To me, it really kicks the can down the road of the greater issue, which is that public utility companies should really be owned and in the hands of the people, not in privatized companies who are privileging profit over public health, I think. It also points to something else, which is the need for more public spaces that are safe and cool, as well as more access to shady public green space, like the park.
If you've ever walked through Prospect Park on a really hot day, or biked through it for the swifter change in air, you can feel that it drops by about 10 degrees, and that's because trees act as natural air conditioners. While I think that people should have more access to cooling that saves their life, I also think that we should look at these greater infrastructural issues that are better for the long term.

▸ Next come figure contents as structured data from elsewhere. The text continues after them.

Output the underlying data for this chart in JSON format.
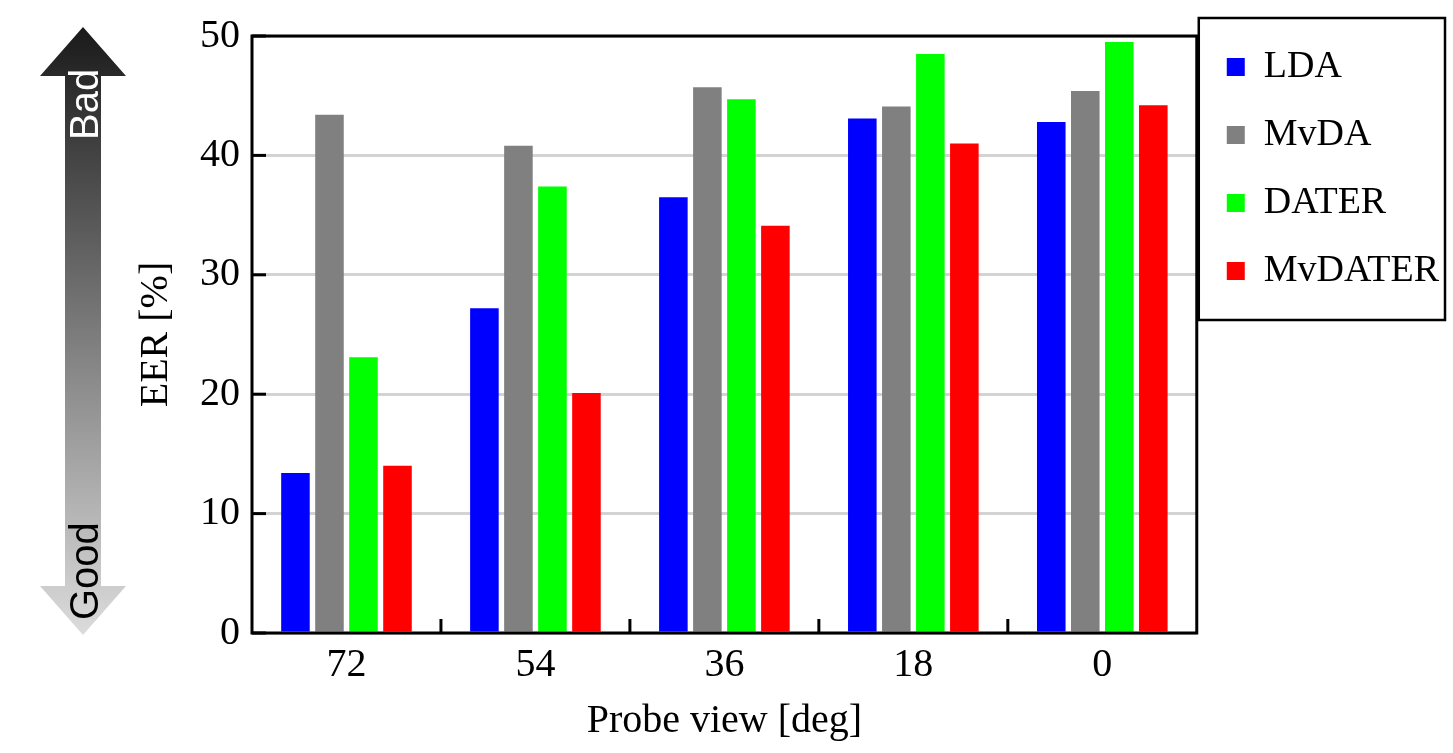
{
  "chart_data": {
    "type": "bar",
    "xlabel": "Probe view [deg]",
    "ylabel": "EER [%]",
    "categories": [
      "72",
      "54",
      "36",
      "18",
      "0"
    ],
    "series": [
      {
        "name": "LDA",
        "color": "#0000ff",
        "values": [
          13.4,
          27.2,
          36.5,
          43.1,
          42.8
        ]
      },
      {
        "name": "MvDA",
        "color": "#808080",
        "values": [
          43.4,
          40.8,
          45.7,
          44.1,
          45.4
        ]
      },
      {
        "name": "DATER",
        "color": "#00ff00",
        "values": [
          23.1,
          37.4,
          44.7,
          48.5,
          49.5
        ]
      },
      {
        "name": "MvDATER",
        "color": "#ff0000",
        "values": [
          14.0,
          20.1,
          34.1,
          41.0,
          44.2
        ]
      }
    ],
    "ylim": [
      0,
      50
    ],
    "yticks": [
      0,
      10,
      20,
      30,
      40,
      50
    ],
    "grid": "y",
    "legend": "right",
    "annotations": [
      "Bad",
      "Good"
    ]
  }
}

Brian Lehrer: That's 100 Years of 100 Things. Thing 6, Air Conditioning. Coming up on Monday, thing number 7, 100 Year History of New York City Baseball. Today, we thank Eric Dean Wilson, Queens College writing instructor and author of After Cooling: On Freon, Global Warming, and the Terrible Cost of Comfort. Thank you so much. This was so informative and interesting.
Eric Dean Wilson: Thank you, Brian. A pleasure to be on.